Like smelling salts, this startling and disturbing poetry crys wake up, wake up. And his cries join others, those of Ocean Vuong, sam sax and Jamal May, to name a few.
Smith’s little poem from his latest collection, Don’t Call Us Dead, a finalist for the prestigious National Book Award in 2017, strikes me as an outlier. A poem different in tone and intensity from many in his book. It’s what made it standout for me. The tone, is it exhaustion I hear in the the poem’s opening plea: let ruin end here? The bigness of such a small word: ruin.

American poet Danez Smith reading Dear White America on U Tube
So much in this huge small poem. A biblical plea for the lion to lie down with the lamb. For places of conflict and war to become places of sweetness, beauty and healing.
But unlike some of the pleading voices in the bible and, in particular, in the Psalms, there is no querulous demanding tone.
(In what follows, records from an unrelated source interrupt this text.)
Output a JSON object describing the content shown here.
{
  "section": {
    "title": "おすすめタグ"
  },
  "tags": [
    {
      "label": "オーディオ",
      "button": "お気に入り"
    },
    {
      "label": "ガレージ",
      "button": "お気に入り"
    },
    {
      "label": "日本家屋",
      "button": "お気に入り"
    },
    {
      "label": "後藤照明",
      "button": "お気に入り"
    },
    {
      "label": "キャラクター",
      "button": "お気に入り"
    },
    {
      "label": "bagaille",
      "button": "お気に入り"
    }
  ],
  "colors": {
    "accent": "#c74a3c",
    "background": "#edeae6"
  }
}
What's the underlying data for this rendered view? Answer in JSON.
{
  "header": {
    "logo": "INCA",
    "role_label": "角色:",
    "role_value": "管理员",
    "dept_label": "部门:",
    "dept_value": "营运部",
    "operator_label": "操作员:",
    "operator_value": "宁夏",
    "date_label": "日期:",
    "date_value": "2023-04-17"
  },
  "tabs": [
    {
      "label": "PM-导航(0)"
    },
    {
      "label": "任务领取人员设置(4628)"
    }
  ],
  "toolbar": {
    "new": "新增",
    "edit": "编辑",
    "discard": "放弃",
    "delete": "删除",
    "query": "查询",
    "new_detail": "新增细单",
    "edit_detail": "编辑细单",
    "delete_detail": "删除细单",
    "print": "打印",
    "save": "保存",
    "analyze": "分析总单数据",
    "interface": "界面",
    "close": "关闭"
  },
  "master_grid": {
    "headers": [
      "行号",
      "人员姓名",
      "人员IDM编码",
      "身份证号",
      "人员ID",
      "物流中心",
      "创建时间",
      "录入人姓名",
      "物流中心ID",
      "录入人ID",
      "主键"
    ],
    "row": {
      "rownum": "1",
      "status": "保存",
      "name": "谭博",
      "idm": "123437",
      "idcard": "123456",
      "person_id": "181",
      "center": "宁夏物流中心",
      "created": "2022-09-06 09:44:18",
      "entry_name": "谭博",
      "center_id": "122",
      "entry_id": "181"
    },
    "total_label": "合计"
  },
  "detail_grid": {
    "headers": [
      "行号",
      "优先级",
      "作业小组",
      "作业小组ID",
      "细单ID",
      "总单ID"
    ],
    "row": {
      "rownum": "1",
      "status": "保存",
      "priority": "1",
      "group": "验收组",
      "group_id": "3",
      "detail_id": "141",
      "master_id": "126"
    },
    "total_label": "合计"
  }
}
It’s a a quiet request and, for me, ends with shocking acceptance. and if not let it be.
Part of me wants to yell back: are you kidding? Let it be: in Syria? Myanmar? Sudan? Eastern Congo? A school in Florida? A church in Florida? A mosque in Quebec? Are you kidding?
But no, he’s not kidding. He can’t change the world’s violence but he can try and change its impact on his heart. His response. He can want it. Work for it. And then accept what is.
This prayer does not have the tone nor the cry calling out a racist America in his poem, Dear White America. Nor the rage in the poem You’re Dead America. These acid cries:
tomorrow, i’ll have hope. tomorrow i can shift the wreckage & find a seed. i don’t know what will grow i’ve lost my faith in this garden the bees are dying the water poisons whole cities but my honeyed kin those brown folks who make up the nation of my heart only allegiance I stand for realer than any god for them i bury whatever this country thought it was.
These his necessary outcries. There in its own way a prayer against God.But prayer, this huge little prayer, so big in its quiet, seems to be a way of staying sane (let it be) when the horrors refuse to change. He asks it be his way. I ask let it be my way, too.